Hence, \( \sqrt{5} \) is not a rational number.
Hence proved.
In simple words: To prove a number like \( \sqrt{3} \) or \( \sqrt{5} \) is irrational, you assume it IS rational (can be written as a fraction p/q), then show that this assumption leads to a contradiction, meaning it must be irrational.

🎯 Exam Tip: This is a classic proof by contradiction. The structure is key: Assume rational, set equal to p/q (coprime), square both sides, show p and q share a common factor, conclude contradiction, and state it's irrational. Use precise language for each step.

Question 6. Is \( \sqrt{100} + \sqrt{36} \) the same as \( \sqrt{100+36} \)? Give reasons.
Answer: No, \( \sqrt{100} + \sqrt{36} \) is not the same as \( \sqrt{100+36} \). The operation of square root does not distribute over addition.
Let's evaluate both expressions:
\( \sqrt{100} + \sqrt{36} = \sqrt{(10)^2} + \sqrt{(6)^2} = 10 + 6 = 16 \)
And
\( \sqrt{100+36} = \sqrt{136} \approx 11.66 \) (approx)
It is clear that \( \sqrt{100} + \sqrt{36} \) and \( \sqrt{100+36} \) are not the same because \( 16 \neq 11.66 \).
In simple words: You can't just add numbers inside a square root if they are separate square roots. You have to calculate each square root first, or add the numbers first, depending on how the problem is written.
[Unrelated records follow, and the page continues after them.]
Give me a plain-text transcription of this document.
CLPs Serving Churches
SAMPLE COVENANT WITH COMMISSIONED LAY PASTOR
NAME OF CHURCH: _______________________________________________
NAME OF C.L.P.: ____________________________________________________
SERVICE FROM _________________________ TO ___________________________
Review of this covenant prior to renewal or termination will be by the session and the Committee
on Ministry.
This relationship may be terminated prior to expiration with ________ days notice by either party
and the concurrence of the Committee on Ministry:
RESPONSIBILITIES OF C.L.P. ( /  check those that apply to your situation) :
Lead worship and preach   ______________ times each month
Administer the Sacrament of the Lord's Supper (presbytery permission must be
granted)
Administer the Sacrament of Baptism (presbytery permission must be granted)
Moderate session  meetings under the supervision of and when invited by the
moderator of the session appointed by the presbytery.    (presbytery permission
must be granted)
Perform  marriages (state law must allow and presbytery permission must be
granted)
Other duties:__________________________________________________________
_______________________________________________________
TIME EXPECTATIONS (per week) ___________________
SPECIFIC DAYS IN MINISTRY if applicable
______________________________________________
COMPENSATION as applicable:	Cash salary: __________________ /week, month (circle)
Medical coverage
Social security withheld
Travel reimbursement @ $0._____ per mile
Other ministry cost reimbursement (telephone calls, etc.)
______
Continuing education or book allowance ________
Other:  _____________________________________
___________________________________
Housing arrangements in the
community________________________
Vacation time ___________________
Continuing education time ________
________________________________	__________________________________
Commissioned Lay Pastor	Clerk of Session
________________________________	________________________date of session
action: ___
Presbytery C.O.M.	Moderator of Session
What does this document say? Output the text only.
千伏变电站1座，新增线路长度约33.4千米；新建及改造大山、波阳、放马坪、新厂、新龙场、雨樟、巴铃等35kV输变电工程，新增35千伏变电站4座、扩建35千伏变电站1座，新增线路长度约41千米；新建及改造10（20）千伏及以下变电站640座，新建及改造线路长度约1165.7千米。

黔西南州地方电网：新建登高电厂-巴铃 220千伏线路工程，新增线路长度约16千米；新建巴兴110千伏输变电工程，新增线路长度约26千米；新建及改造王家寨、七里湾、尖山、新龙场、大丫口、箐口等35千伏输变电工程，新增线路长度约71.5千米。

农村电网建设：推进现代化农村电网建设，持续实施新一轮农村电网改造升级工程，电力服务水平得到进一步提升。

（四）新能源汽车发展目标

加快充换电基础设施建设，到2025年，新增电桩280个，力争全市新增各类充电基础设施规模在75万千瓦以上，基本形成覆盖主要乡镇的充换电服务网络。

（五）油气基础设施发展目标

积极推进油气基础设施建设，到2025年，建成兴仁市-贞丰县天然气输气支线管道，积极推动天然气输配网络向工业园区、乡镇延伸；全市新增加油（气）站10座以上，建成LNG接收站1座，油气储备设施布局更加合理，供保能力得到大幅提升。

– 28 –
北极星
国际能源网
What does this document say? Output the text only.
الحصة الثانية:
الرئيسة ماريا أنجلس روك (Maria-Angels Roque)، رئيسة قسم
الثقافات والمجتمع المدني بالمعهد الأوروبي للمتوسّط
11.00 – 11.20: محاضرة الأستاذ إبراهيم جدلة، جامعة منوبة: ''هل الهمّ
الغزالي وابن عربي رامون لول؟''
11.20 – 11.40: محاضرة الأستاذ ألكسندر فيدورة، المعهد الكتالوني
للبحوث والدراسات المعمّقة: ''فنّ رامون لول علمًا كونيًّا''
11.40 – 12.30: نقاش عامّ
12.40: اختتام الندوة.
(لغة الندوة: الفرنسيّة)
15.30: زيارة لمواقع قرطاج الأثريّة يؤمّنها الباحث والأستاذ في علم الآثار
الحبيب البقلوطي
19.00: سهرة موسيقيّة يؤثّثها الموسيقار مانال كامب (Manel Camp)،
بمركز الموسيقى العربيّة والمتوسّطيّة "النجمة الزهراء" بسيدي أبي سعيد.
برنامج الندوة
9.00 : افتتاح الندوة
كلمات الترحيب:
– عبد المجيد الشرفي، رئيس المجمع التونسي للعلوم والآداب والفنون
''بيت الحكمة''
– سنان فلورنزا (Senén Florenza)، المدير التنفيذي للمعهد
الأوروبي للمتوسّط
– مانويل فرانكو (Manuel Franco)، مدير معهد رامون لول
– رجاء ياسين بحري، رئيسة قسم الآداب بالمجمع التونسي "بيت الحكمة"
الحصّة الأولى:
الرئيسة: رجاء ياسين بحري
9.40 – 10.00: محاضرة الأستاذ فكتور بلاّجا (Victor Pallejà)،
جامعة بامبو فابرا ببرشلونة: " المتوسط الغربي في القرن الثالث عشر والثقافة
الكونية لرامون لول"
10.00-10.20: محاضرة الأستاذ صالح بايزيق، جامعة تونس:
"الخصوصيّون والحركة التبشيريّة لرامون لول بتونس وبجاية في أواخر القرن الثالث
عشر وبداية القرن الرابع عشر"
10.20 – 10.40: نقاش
🎯 Exam Tip: Remember that \( \sqrt{a} + \sqrt{b} \neq \sqrt{a+b} \) and \( \sqrt{a} - \sqrt{b} \neq \sqrt{a-b} \). Square roots can only be combined under multiplication or division (e.g., \( \sqrt{a} \times \sqrt{b} = \sqrt{ab} \)). Always perform operations inside the square root before taking the root, or take individual roots before combining if they are separate terms.